We learned a valuable lesson on the way from Symi to Kos, which is to never trust the GPS maps because they simply aren’t accurate. In our case we found this out as we left Symi and headed through a very narrow and shallow pass between Symi and a tiny island just to the north. We went right down the center of the pass as the pilot book says. But if we had attempted this in the dark and were relying on our GPS charts, instead of visual observations, we would have driven straight up onto the shore. The maps have the pass mis-marked by about 30 meters, so as we went through the pass our GPS was telling us we were ashore. We’ve heard this countless times that none of the navigational charts are accurate, but this experience made it all crystal clear.
After making it through the pass we sailed straight into Turkish waters and hugged the Turkish coast all the way to Kos. We didn’t check-in to Turkey or even tell them we were transiting through their waters.

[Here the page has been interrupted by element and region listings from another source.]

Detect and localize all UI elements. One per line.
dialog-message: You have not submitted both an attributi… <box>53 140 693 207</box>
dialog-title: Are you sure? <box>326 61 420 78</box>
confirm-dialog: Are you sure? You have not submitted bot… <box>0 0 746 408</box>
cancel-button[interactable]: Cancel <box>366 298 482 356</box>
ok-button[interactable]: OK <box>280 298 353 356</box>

If we were a military ship this might be considered an act of war, but for a harmless pleasure ship like ours, nobody cares or even thinks twice about it – it’s standard procedure and everybody does it.
By the time we arrived in Kos, we had lost our 110 volt AC electrical system, and our primary winch had failed (the one which hoists and trims our main sail). We’re now in the familiar position of waiting around the harbor for things to get fixed. We’re not complaining about that because we can’t imagine a better place to be stuck for a few days.